The financial independence drive is often the origin story. She lost her father at 10 and watched her mother navigate single motherhood alone. She has built up her career as an explicit hedge against dependence - not because she was pessimistic, but because she'd seen what it looked like when women didn't have their own resources. She’s driven to building something of her own, but it isn't ambition for ambition's sake. It's a survival plan formed in childhood and refined over two decades.
Burnout denial is real, and it's a pattern. Sometimes when we feel that we’re burning the candle at both ends, it can insidiously transform itself into a chronic state - not an emergency, one-off occurrence. It can be tempting to write off that familiar approach of burnout as “exhaustion”, as if naming it “burned out” would officially make it Too Much and Too Real. The refusal to admit burnout often keeps high-performing women in situations longer than they should stay.
I remember during a particularly wired and stressed period in my early career, I spoke with my doctor who recommended Xanax. In my head, I certainly couldn’t be at that point because that would mean I wasn’t managing it. (The truth was, I really wasn’t managing it - but I could never let myself accept that.)
The "messy contract" is worth sorting out early. She's currently restructuring terms with a client she described as draining - terms she should have negotiated more carefully at the start. It's a note she made about herself out loud: "I let this slide." The self-awareness to name it and move toward fixing it, rather than grinding through it silently, is its own skill.
We also spoke about being more discerning as we gain maturity with the kinds of clients and work we take on. Whereas earlier in our careers, we’re happy to take whatever it is we can get; now, it feels much better to hold out for the type of hell yes opportunities that we accept with enthusiasm and electricity instead of ignoring that initial this-probably-isn’t-really-for-me instinct.
The Line That Stayed With Me
She said, so simply: "I can go in and immediately identify where the sales process is breaking."
Just like that. No hedge. No "I think" or "usually" or "it depends." She knows she can do it because - well, she's done it, repeatedly, for companies at every stage of growth. That sentence - uttered almost offhandedly, in the midst of the conversation - is the whole point of That Good Club.
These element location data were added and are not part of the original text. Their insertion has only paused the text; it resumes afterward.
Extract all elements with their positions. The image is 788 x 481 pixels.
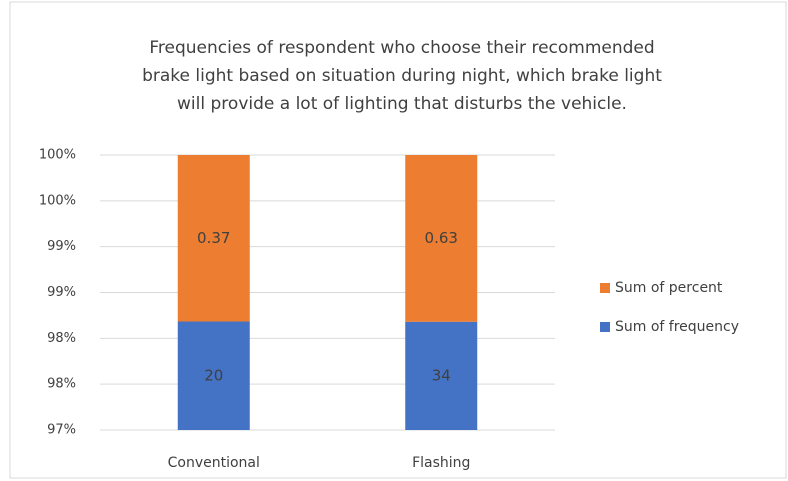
legend-label: Sum of percent [615,280,723,296]
data-label: 20 [204,366,223,384]
chart-title: brake light based on situation during ni… [142,66,662,86]
chart-frame [9,1,787,479]
y-tick-label: 99% [47,239,76,254]
data-label: 0.63 [425,229,458,247]
x-tick-label: Flashing [412,455,470,471]
bar-segment [405,321,478,430]
chart-title: Frequencies of respondent who choose the… [149,38,654,58]
y-tick-label: 98% [47,331,76,346]
y-tick-label: 100% [39,148,76,163]
data-label: 0.37 [197,229,230,247]
y-tick-label: 98% [47,377,76,392]
x-tick-label: Conventional [168,455,260,471]
legend-label: Sum of frequency [615,319,739,335]
bar-segment [177,155,250,322]
bar-segment [405,155,478,322]
data-label: 34 [432,366,451,384]
y-tick-label: 97% [47,423,76,438]
y-tick-label: 100% [39,193,76,208]
legend-swatch [600,283,610,293]
legend-swatch [600,322,610,332]
y-tick-label: 99% [47,285,76,300]
chart-title: will provide a lot of lighting that dist… [177,94,627,114]
bar-segment [177,321,250,430]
That's what it sounds like when someone has done the thing enough that the confidence is simply a fact, not just a flex.
What She's Building Now
She's coaching founders and CEOs in the $500K–$10M ARR range who are either struggling to close or preparing to make their first sales hire. She's doing the work she has cultivated over her years in the industry but from an angle that she has more ownership over: sitting with a company founder, diagnosing the exact failure points in their sales motion, and giving them a repeatable framework before they spend money on a hire who won't have what they need to succeed.
Parting words
Next time you find yourself thinking, Who am I to do something like this? Try flipping it and asking instead:
Who am I not to do this?!
And then go do the damn thing.
That Good Club features anonymous conversations with competent and accomplished women about the moments when they knew (really knew!) they were that good at what they do. Names and identifying details are omitted to keep the conversation honest, candid, and just a little bit irreverent.